君懷瑯一瞬間被他看得有些不好意思,神識逐漸清醒,他也漸漸想起了那天薛晏趕回來時,自己跟他說了什麼。
兩世以來,這是他頭一次對人許諾過“在一起”這樣的話,如今已經到了要兌現的時候。即便兩世為人,他在這種事上也是一張白紙,笨拙又青澀。
他終于憑著心中的意愿,直面自己和對方的感情了,卻又在面對面時,向往又笨拙,任憑心臟在胸膛里咚咚咚地鼓噪,卻不知道該干什麼。
片刻,君懷瑯有點不好意思地收回了自己的手。
卻在他收回手的那一瞬間,薛晏按著他的手背將他手一攥,緊緊按著貼在了他的臉上。
君懷瑯的身體被他拽得坐了起來,但緊跟著,就被他壓回了床榻里。
薛晏單手撐在他的頭邊,將他圈在了自己和床榻之間。
“你要嚇死我了。”他說著,又定定地重復了一遍。
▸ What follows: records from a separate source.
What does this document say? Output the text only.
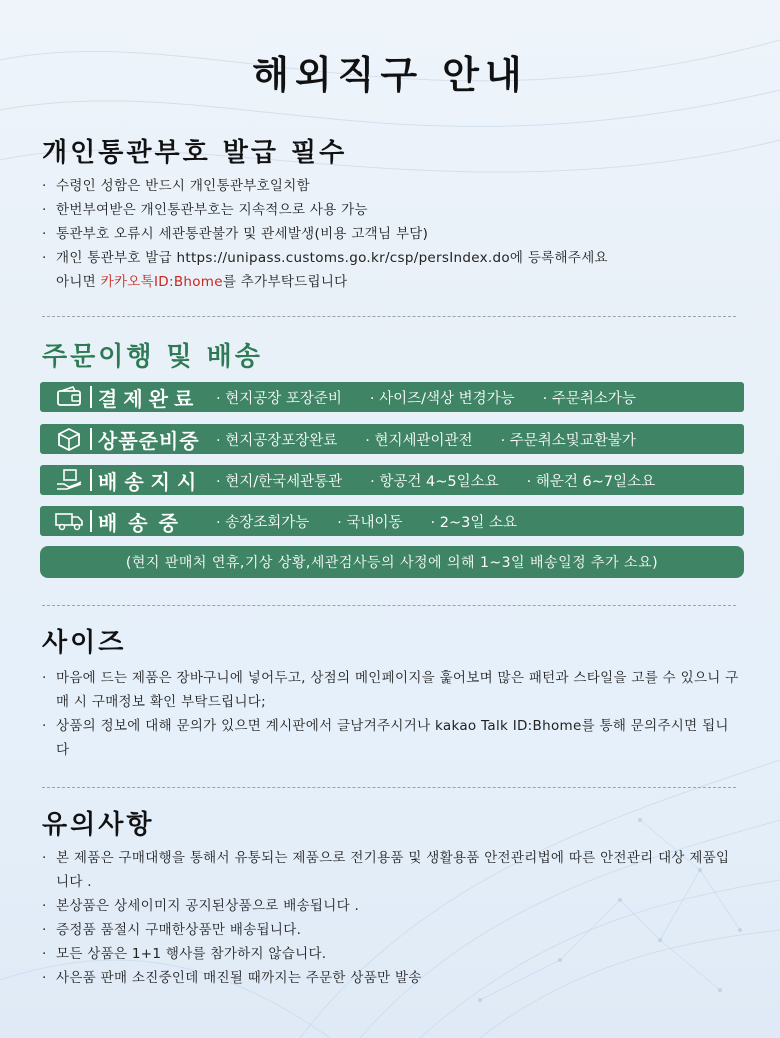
해외직구 안내
개인통관부호 발급 필수
· 수령인 성함은 반드시 개인통관부호일치함
· 한번부여받은 개인통관부호는 지속적으로 사용 가능
· 통관부호 오류시 세관통관불가 및 관세발생(비용 고객님 부담)
· 개인 통관부호 발급 https://unipass.customs.go.kr/csp/persIndex.do에 등록해주세요
아니면 카카오톡ID:Bhome를 추가부탁드립니다
주문이행 및 배송
결제완료	· 현지공장 포장준비 · 사이즈/색상 변경가능 · 주문취소가능
상품준비중	· 현지공장포장완료 · 현지세관이관전 · 주문취소및교환불가
배송지시 · 현지/한국세관통관 · 항공건 4~5일소요 · 해운건 6~7일소요
배 송 중	· 송장조회가능 · 국내이동 · 2~3일 소요
(현지 판매처 연휴,기상 상황,세관검사등의 사정에 의해 1~3일 배송일정 추가 소요)
사이즈
· 마음에 드는 제품은 장바구니에 넣어두고, 상점의 메인페이지을 훑어보며 많은 패턴과 스타일을 고를 수 있으니 구매 시 구매정보 확인 부탁드립니다;
· 상품의 정보에 대해 문의가 있으면 계시판에서 글남겨주시거나 kakao Talk ID:Bhome를 통해 문의주시면 됩니다
유의사항
· 본 제품은 구매대행을 통해서 유통되는 제품으로 전기용품 및 생활용품 안전관리법에 따른 안전관리 대상 제품입니다 .
· 본상품은 상세이미지 공지된상품으로 배송됩니다 .
· 증정품 품절시 구매한상품만 배송됩니다.
· 모든 상품은 1+1 행사를 참가하지 않습니다.
· 사은품 판매 소진중인데 매진될 때까지는 주문한 상품만 발송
“你他娘的真是要嚇死我了。”
目光灼灼,呼吸也溫熱,一同向君懷瑯侵襲了過來。
將他的耳根逼得陣陣發燙。
他低聲嗯了一聲,說道:“沒事了。”
這樣的距離實在讓他有些壓抑不住心跳,沒來由地慌。他抬起空閑的那只手,推了推薛晏的胸膛。